Javier chillaba como una rata a la que le hubiesen pisado el rabo. Carrasco le reía las gracias con su risa caballuna. Anita montaba guardia delante de la mesa con el tapeo y las bebidas para impedir el asalto de los desaprensivos. Cuando Javier y Carrasco se acercaban, ella extendía un brazo conminándolos a que se alejasen. Entonces Javier se arrodillaba y le pedía permiso para coger una patata frita o una aceituna. Carrasco lo secundaba diciendo: “¡Déjalo, pobrecillo!”.
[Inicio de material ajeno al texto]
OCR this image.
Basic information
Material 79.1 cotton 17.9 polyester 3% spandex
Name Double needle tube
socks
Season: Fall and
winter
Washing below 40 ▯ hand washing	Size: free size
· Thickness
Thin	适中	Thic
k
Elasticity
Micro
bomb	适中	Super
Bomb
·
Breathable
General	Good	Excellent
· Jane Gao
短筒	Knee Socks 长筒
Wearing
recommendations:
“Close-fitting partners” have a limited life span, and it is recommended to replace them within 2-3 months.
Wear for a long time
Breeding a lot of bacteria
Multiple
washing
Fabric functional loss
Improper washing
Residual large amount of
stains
Anita, moviendo la cabeza de derecha a izquierda, replicaba: “Todavía no”. Javier fingía entonces llorar amargamente y, para enfatizar la escena, le pedía un pañuelo a su comparsa, que se apresuraba a dárselo.
Enjugándose las lágrimas de cocodrilo, repetía su ruego con voz entrecortada: “Una olivita” “¿No te da lástima?” remachaba el otro gaznápiro. Pero Anita se mantenía en sus trece.
Faltaban Salud y María Jesús, que tenían por norma llegar tarde a los guateques. Marín, el dueño de la cochera, había ido a buscar a Marisa que había prometido venir, pero que no había aparecido.
Marín no sólo tenía que encontrarla sino convencerla de que tomar una copa escuchando música no era algo pecaminoso. Marisa estudiaba en un colegio de monjas donde inculcaban ideas estrictas.
La batalla que Marín debía librar, tenía escasas posibilidades de éxito.
Empezó a cundir la impaciencia. Apoyando a Javier, nos pusimos a corear: “¡Una olivita! ¡Una olivita!”.
Anita se tapó los oídos y se volvió de espalda, pero no cedió. Javier hizo señas a Carrasco de que rapiñara algo mientras él lanzaba un berrido de distracción.
Un paquete de aceitunas rellenas salió volando por los aires y fue recibido con vivas y aplausos.
Por un momento Anita pareció decidida a enfadarse de verdad, pero se limitó a esbozar una mueca de desprecio.
Del sermón que nos habría largado, nos libró la entrada triunfal de Salud, María Jesús, Marisa y Marín. Clavando la mirada en éste último y manoteando desaforadamente, Anita le transmitió su apuro para tenernos a raya.
Salud y María Jesús entraron cogidas del brazo. Marín venía radiante de felicidad. Marisa traía al cuello un fular rojo.
Sentí un malestar indefinible. “Ese fular” susurré. Diego me preguntó: “¿Qué dices?” “Nada”.
A instancias de Marín, que debía habérselo prometido a Marisa, la bombilla central permaneció encendida.
Los recién llegados se quitaron los abrigos y los colocaron sobre los que ya estaban amontonados en una silla. Sólo Marisa siguió enfundada en el suyo. Pero gracias a los buenos oficios de Marín se avino a quitárselo también.
Había observado el desarrollo de los acontecimientos resignándome a lo inevitable. Respiraba a pequeños sorbos. A pesar del bullicio experimentaba una sensación de vacío y silencio.
El fular de Marisa, al que se agarraba con una mano, era rojo oscuro. Ese color me sumergió en un morboso estado anímico. Tenía que sustraerme a su influencia. Tenía que irme para no seguir viéndolo.
Flaqueándome las piernas, salí de la cochera. La sangre me golpeaba en las sienes. Los latidos del corazón resonaban en mis oídos.